Значение наемного труда в жизни людей индустриального общества базируется (в значительной степени) отнюдь не в самом труде. Оно вытекает в первую очередь из того, что расход рабочей силы является основой обеспечения существования в том числе и при индивидуализированном образе жизни. Но и это лишь отчасти объясняет потрясения, которые были вызваны сообщением об исчезновении общества труда. В индустриальную эпоху наемный труд и профессия стали осью образа жизни. Вместе с семьей они образуют биполярную систему координат, в которой закреплена жизнь эпохи. Можно наглядно проиллюстрировать это на идеально-типическом продольном разрезе жизни исправного индустриального мира. Еще в детстве, целиком находясь внутри семьи, подрастающий человек на примере отца узнает, что профессия есть ключ к миру. Впоследствии на всех этапах специальное образование остается соотнесено с не существующей в нем «потусторонностью» профессии. Зрелость уже полностью проходит под знаком наемного труда, и не только ввиду того, что определенное время человек отдает непосредственно труду, но и ввиду того, что он «перерабатывает» его или же планирует во внерабочее время — до и после. Даже «старость» определяется через неучастие в профессиональной деятельности. Она начинается, когда профессиональный мир «увольняет» людей — безразлично, чувствуют они себя стариками или нет.

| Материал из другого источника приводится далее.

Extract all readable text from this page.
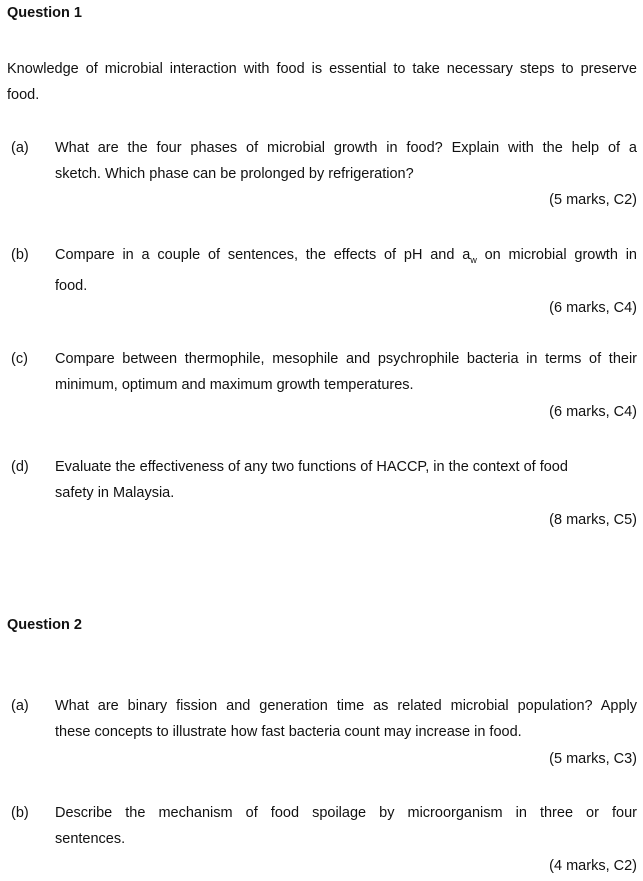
Question 1
Knowledge of microbial interaction with food is essential to take necessary steps to preserve
food.
(a) What are the four phases of microbial growth in food? Explain with the help of a
sketch. Which phase can be prolonged by refrigeration?
(5 marks, C2)
(b) Compare in a couple of sentences, the effects of pH and $a_w$ on microbial growth in
food.
(6 marks, C4)
(c) Compare between thermophile, mesophile and psychrophile bacteria in terms of their
minimum, optimum and maximum growth temperatures.
(6 marks, C4)
(d) Evaluate the effectiveness of any two functions of HACCP, in the context of food
safety in Malaysia.
(8 marks, C5)
Question 2
(a) What are binary fission and generation time as related microbial population? Apply
these concepts to illustrate how fast bacteria count may increase in food.
(5 marks, C3)
(b) Describe the mechanism of food spoilage by microorganism in three or four
sentences.
(4 marks, C2)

Пожалуй, нигде то значение, какое наемный труд имеет в жизни людей индустриального общества, не проявляется так ярко, как в ситуации, когда двое незнакомых людей при встрече спрашивают друг друга: «Кто вы?» — и в ответ называют не хобби (голубятник), не религиозную принадлежность (католик), не эстетический идеал (вы же видите: рыжая и пухленькая), а профессию (квалифицированный рабочий у Сименса), причем как нечто совершенно естественное, хотя, если вдуматься, такой ответ говорит лишь о том, что мир обезумел. Зная профессию собеседника, мы думаем, что знаем его (ее). Профессия служит обоюдным идентификационным шаблоном, посредством которого мы оцениваем людей, ею «обладающих», в их личных потребностях, способностях, экономическом и социальном статусе. А ведь на самом деле странно ставить знак равенства между человеком и профессией, которую он имеет. В обществе, где жизнь нанизывается на нить профессии, эта последняя действительно содержит определенную ключевую информацию — доход, статус, языковые способности, возможные интересы, социальные контакты и т. д[12].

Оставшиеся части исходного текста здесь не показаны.